Les retrouvailles de Figo avec son ancien public sont houleuses. Celui que la Catalogne appelle Judas est accueilli avec des insultes, des banderoles, des poupées gonflables à son effigie et des projectiles en tout genre. Mais c’est sur le terrain qu’il se fait le plus maltraiter, étant totalement contenu par le fougueux latéral Carles Puyol. A l’image de son ailier star, le Real Madrid subit la loi des Catalans et des buts de Luis Enrique, ancien de la Maison Blanche et habitué à punir un club qu’il ne porte plus dans son cœur, et du jeune Portugais Simao Sabrosa viennent sceller ce clasico (2-0). Dans la foulée, les blaugranas doivent assurer leur avenir en C1. Ils arrachent miraculeusement un match nul à Leeds (1-1), Rivaldo se déjouant de ses gardes du corps grâce à un geste technique de très grande classe avant de tromper enfin un excellent Paul Robinson dans les dernières secondes de la partie. La prestation de Robinson contraste par ailleurs totalement avec celle de Dutruel, annoncé en grande pompe comme le gardien qui manque au Barça depuis le départ d’Andoni Zubizarreta, et auteur d’une faute de main en début de match que son équipe faillit payer très cher.

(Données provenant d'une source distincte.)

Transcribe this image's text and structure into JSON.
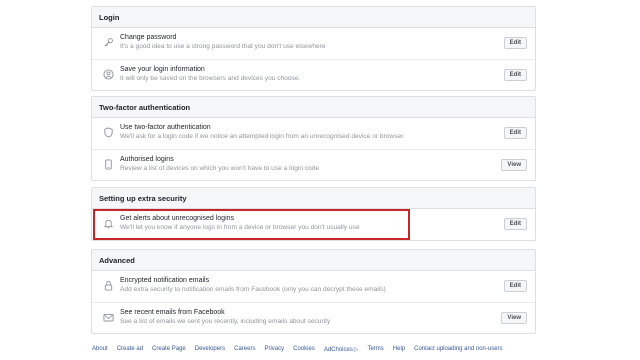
{
  "sections": [
    {
      "title": "Login",
      "rows": [
        {
          "icon": "key-icon",
          "title": "Change password",
          "desc": "It's a good idea to use a strong password that you don't use elsewhere",
          "button": "Edit"
        },
        {
          "icon": "user-circle-icon",
          "title": "Save your login information",
          "desc": "It will only be saved on the browsers and devices you choose.",
          "button": "Edit"
        }
      ]
    },
    {
      "title": "Two-factor authentication",
      "rows": [
        {
          "icon": "shield-icon",
          "title": "Use two-factor authentication",
          "desc": "We'll ask for a login code if we notice an attempted login from an unrecognised device or browser.",
          "button": "Edit"
        },
        {
          "icon": "phone-icon",
          "title": "Authorised logins",
          "desc": "Review a list of devices on which you won't have to use a login code",
          "button": "View"
        }
      ]
    },
    {
      "title": "Setting up extra security",
      "rows": [
        {
          "icon": "bell-icon",
          "title": "Get alerts about unrecognised logins",
          "desc": "We'll let you know if anyone logs in from a device or browser you don't usually use",
          "button": "Edit"
        }
      ]
    },
    {
      "title": "Advanced",
      "rows": [
        {
          "icon": "lock-icon",
          "title": "Encrypted notification emails",
          "desc": "Add extra security to notification emails from Facebook (only you can decrypt these emails)",
          "button": "Edit"
        },
        {
          "icon": "envelope-icon",
          "title": "See recent emails from Facebook",
          "desc": "See a list of emails we sent you recently, including emails about security",
          "button": "View"
        }
      ]
    }
  ],
  "footer": {
    "links": [
      "About",
      "Create ad",
      "Create Page",
      "Developers",
      "Careers",
      "Privacy",
      "Cookies",
      "AdChoices",
      "Terms",
      "Help",
      "Contact uploading and non-users"
    ]
  },
  "colors": {
    "highlight": "#c8262b",
    "link": "#385898"
  }
}
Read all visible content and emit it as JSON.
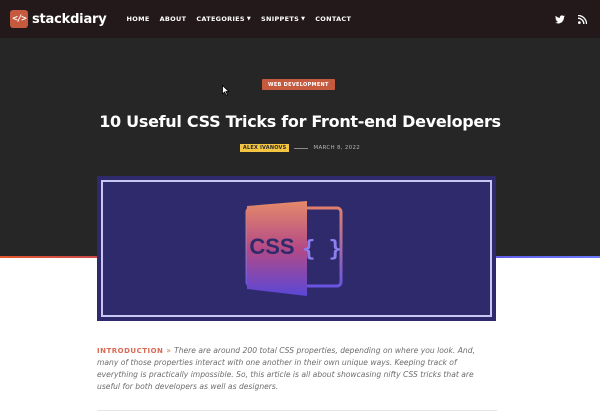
{
  "site": {
    "logo_mark": "</>",
    "logo_text": "stackdiary"
  },
  "nav": {
    "items": [
      {
        "label": "HOME",
        "has_dropdown": false
      },
      {
        "label": "ABOUT",
        "has_dropdown": false
      },
      {
        "label": "CATEGORIES",
        "has_dropdown": true
      },
      {
        "label": "SNIPPETS",
        "has_dropdown": true
      },
      {
        "label": "CONTACT",
        "has_dropdown": false
      }
    ],
    "icons": [
      "twitter-icon",
      "rss-icon"
    ]
  },
  "article": {
    "category": "WEB DEVELOPMENT",
    "title": "10 Useful CSS Tricks for Front-end Developers",
    "author": "ALEX IVANOVS",
    "date": "MARCH 8, 2022",
    "feature_image": {
      "text": "CSS",
      "brace_text": "{ }"
    },
    "intro_label": "INTRODUCTION",
    "intro_arrow": "»",
    "intro_text": "There are around 200 total CSS properties, depending on where you look. And, many of those properties interact with one another in their own unique ways. Keeping track of everything is practically impossible. So, this article is all about showcasing nifty CSS tricks that are useful for both developers as well as designers."
  },
  "colors": {
    "nav_bg": "#23191a",
    "hero_bg": "#262626",
    "accent": "#c55a3e",
    "author_badge": "#f4c542",
    "feature_bg": "#2e2a6b"
  }
}
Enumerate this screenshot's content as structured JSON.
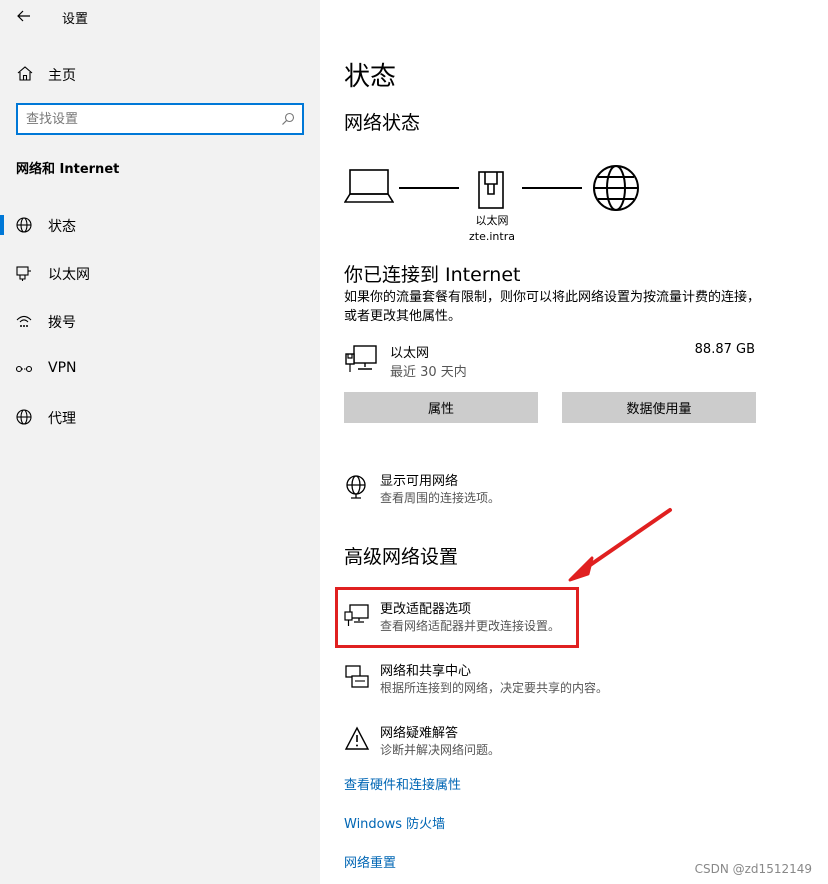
{
  "window": {
    "title": "设置",
    "back_icon": "back-arrow-icon"
  },
  "sidebar": {
    "home": {
      "label": "主页",
      "icon": "home-icon"
    },
    "search": {
      "placeholder": "查找设置",
      "value": "",
      "icon": "search-icon"
    },
    "section_title": "网络和 Internet",
    "items": [
      {
        "label": "状态",
        "icon": "globe-status-icon",
        "active": true
      },
      {
        "label": "以太网",
        "icon": "ethernet-icon",
        "active": false
      },
      {
        "label": "拨号",
        "icon": "dialup-icon",
        "active": false
      },
      {
        "label": "VPN",
        "icon": "vpn-icon",
        "active": false
      },
      {
        "label": "代理",
        "icon": "globe-proxy-icon",
        "active": false
      }
    ]
  },
  "main": {
    "title": "状态",
    "network_status_heading": "网络状态",
    "diagram": {
      "adapter_name": "以太网",
      "adapter_host": "zte.intra"
    },
    "connected_heading": "你已连接到 Internet",
    "connected_desc": "如果你的流量套餐有限制，则你可以将此网络设置为按流量计费的连接，或者更改其他属性。",
    "usage": {
      "name": "以太网",
      "period": "最近 30 天内",
      "amount": "88.87 GB",
      "icon": "ethernet-monitor-icon"
    },
    "buttons": {
      "properties": "属性",
      "data_usage": "数据使用量"
    },
    "show_networks": {
      "title": "显示可用网络",
      "subtitle": "查看周围的连接选项。",
      "icon": "globe-network-icon"
    },
    "advanced_heading": "高级网络设置",
    "advanced": [
      {
        "title": "更改适配器选项",
        "subtitle": "查看网络适配器并更改连接设置。",
        "icon": "adapter-monitor-icon"
      },
      {
        "title": "网络和共享中心",
        "subtitle": "根据所连接到的网络，决定要共享的内容。",
        "icon": "sharing-center-icon"
      },
      {
        "title": "网络疑难解答",
        "subtitle": "诊断并解决网络问题。",
        "icon": "warning-icon"
      }
    ],
    "links": {
      "hardware": "查看硬件和连接属性",
      "firewall": "Windows 防火墙",
      "reset": "网络重置"
    }
  },
  "colors": {
    "accent": "#0078d7",
    "link": "#0066b4",
    "highlight": "#e02020",
    "sidebar_bg": "#f2f2f2",
    "button_bg": "#cccccc"
  },
  "watermark": "CSDN @zd1512149"
}
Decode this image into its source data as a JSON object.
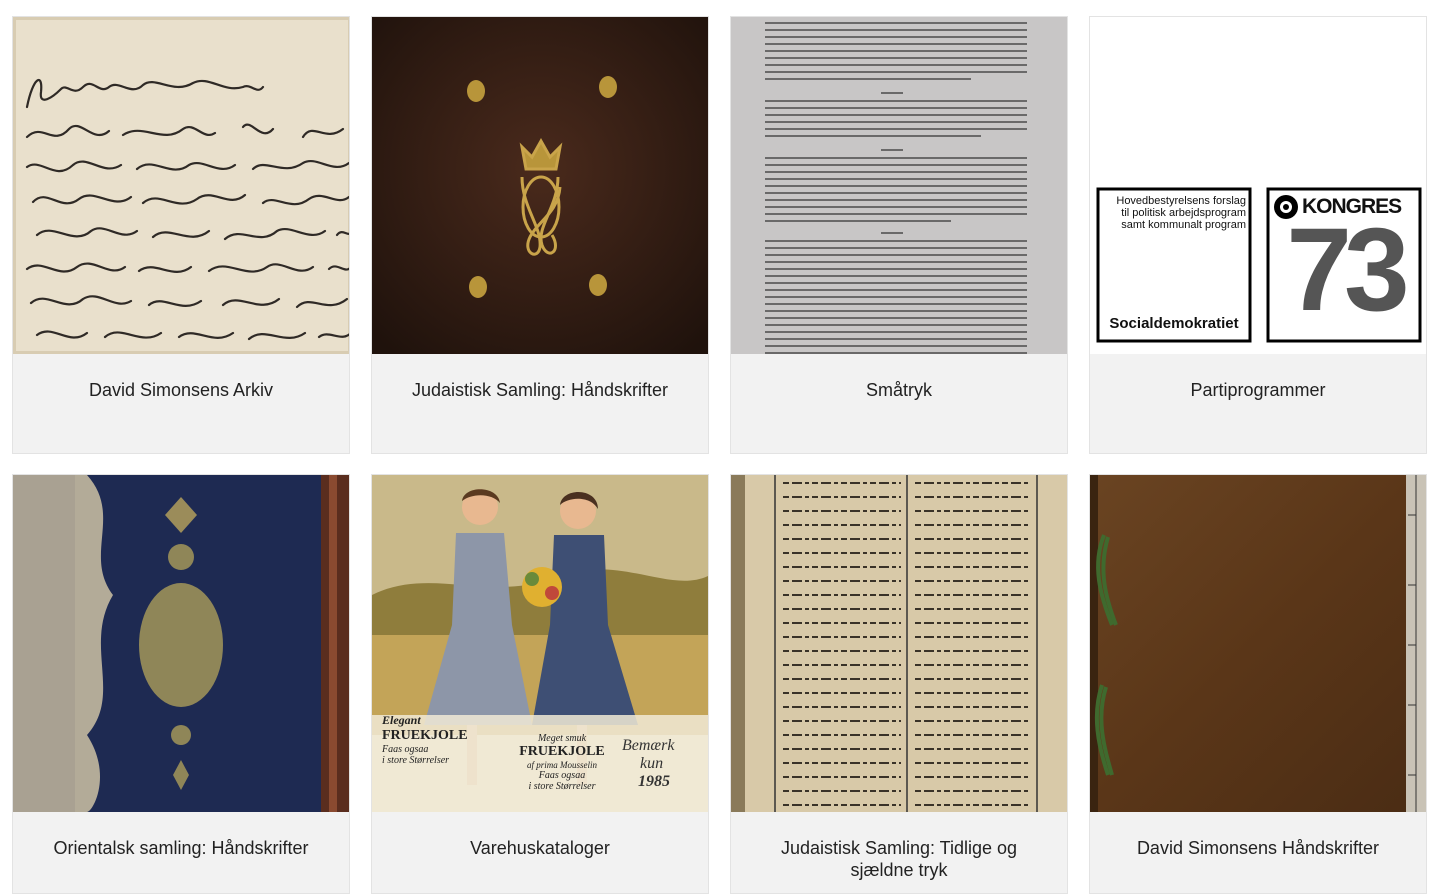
{
  "collections": [
    {
      "title": "David Simonsens Arkiv",
      "image": "handwritten-letter"
    },
    {
      "title": "Judaistisk Samling: Håndskrifter",
      "image": "leather-book-cover-monogram"
    },
    {
      "title": "Småtryk",
      "image": "printed-document-page"
    },
    {
      "title": "Partiprogrammer",
      "image": "party-program-covers",
      "overlay": {
        "left_cover_text": "Hovedbestyrelsens forslag til politisk arbejdsprogram samt kommunalt program",
        "left_cover_brand": "Socialdemokratiet",
        "right_cover_title": "KONGRES",
        "right_cover_number": "73"
      }
    },
    {
      "title": "Orientalsk samling: Håndskrifter",
      "image": "blue-ornate-manuscript-cover"
    },
    {
      "title": "Varehuskataloger",
      "image": "catalogue-cover-two-women",
      "overlay": {
        "left_ad_lines": [
          "Elegant",
          "FRUEKJOLE",
          "Faas ogsaa",
          "i store Størrelser"
        ],
        "middle_ad_lines": [
          "Meget smuk",
          "FRUEKJOLE",
          "af prima Mousselin",
          "Faas ogsaa",
          "i store Størrelser"
        ],
        "price_lines": [
          "Bemærk",
          "kun",
          "1985"
        ]
      }
    },
    {
      "title": "Judaistisk Samling: Tidlige og sjældne tryk",
      "image": "hebrew-printed-page"
    },
    {
      "title": "David Simonsens Håndskrifter",
      "image": "brown-leather-binding-with-ruler"
    }
  ]
}
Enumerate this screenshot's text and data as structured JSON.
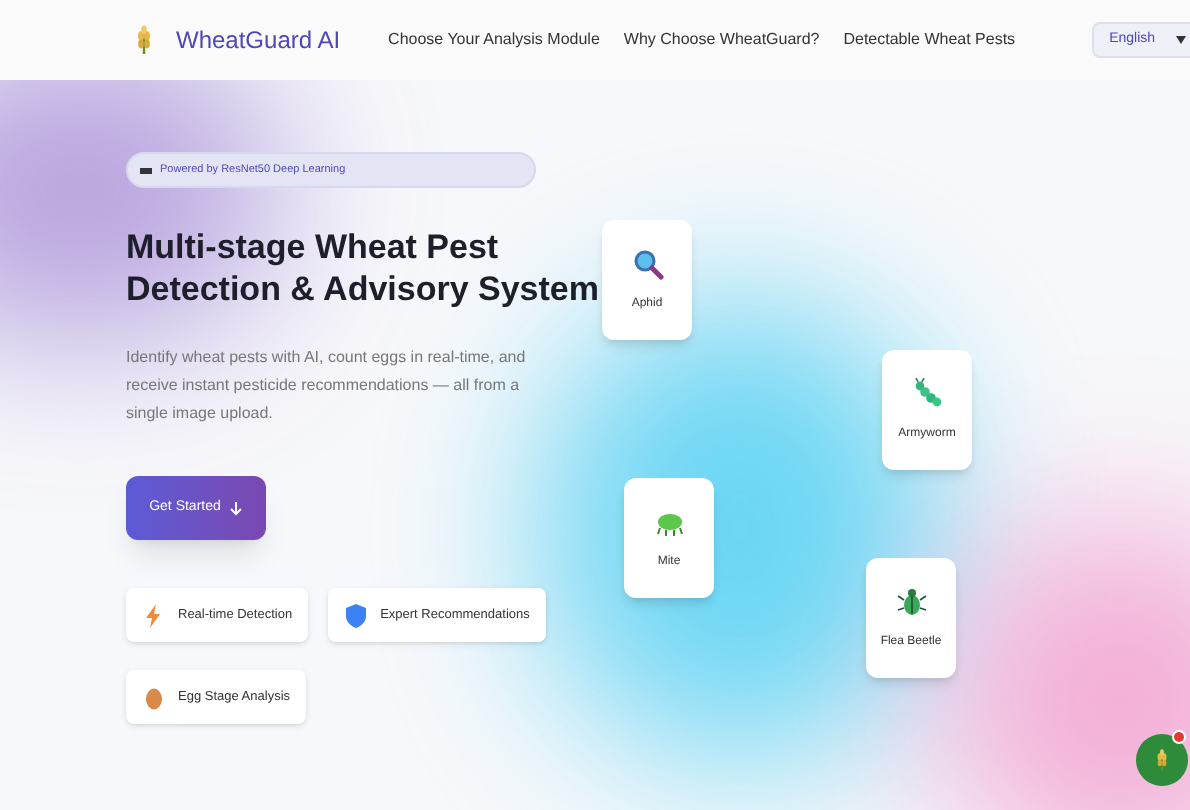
{
  "nav": {
    "brand": "WheatGuard AI",
    "links": [
      "Choose Your Analysis Module",
      "Why Choose WheatGuard?",
      "Detectable Wheat Pests"
    ],
    "language": "English"
  },
  "hero": {
    "badge": "Powered by ResNet50 Deep Learning",
    "title": "Multi-stage Wheat Pest Detection & Advisory System",
    "subtitle": "Identify wheat pests with AI, count eggs in real-time, and receive instant pesticide recommendations — all from a single image upload.",
    "cta": "Get Started",
    "features": [
      {
        "kind": "bolt",
        "label": "Real-time Detection"
      },
      {
        "kind": "shield",
        "label": "Expert Recommendations"
      },
      {
        "kind": "egg",
        "label": "Egg Stage Analysis"
      }
    ]
  },
  "pests": [
    {
      "kind": "magnifier",
      "name": "Aphid"
    },
    {
      "kind": "caterpillar",
      "name": "Armyworm"
    },
    {
      "kind": "mite",
      "name": "Mite"
    },
    {
      "kind": "beetle",
      "name": "Flea Beetle"
    }
  ],
  "chat": {
    "notification": true
  }
}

Et même si la défaite le condamnait, le Barça n’a pas pour autant son destin entre ses mains. Un nul à Milan suffit en effet à Leeds pour s’adjuger la deuxième place qualificative du groupe. Match nul qui a malheureusement lieu. Le Barça, malgré une large victoire contre Beşiktaş, est éliminé à ce stade de la compétition pour la troisième fois en quatre ans. Il est repêché en coupe de l’UEFA, payant son inconsistance dans cette poule. Inconsistance qui se traduit également en championnat puisque malgré une série de sept matchs sans défaite, il parachève une année décevante à la quatrième place du classement.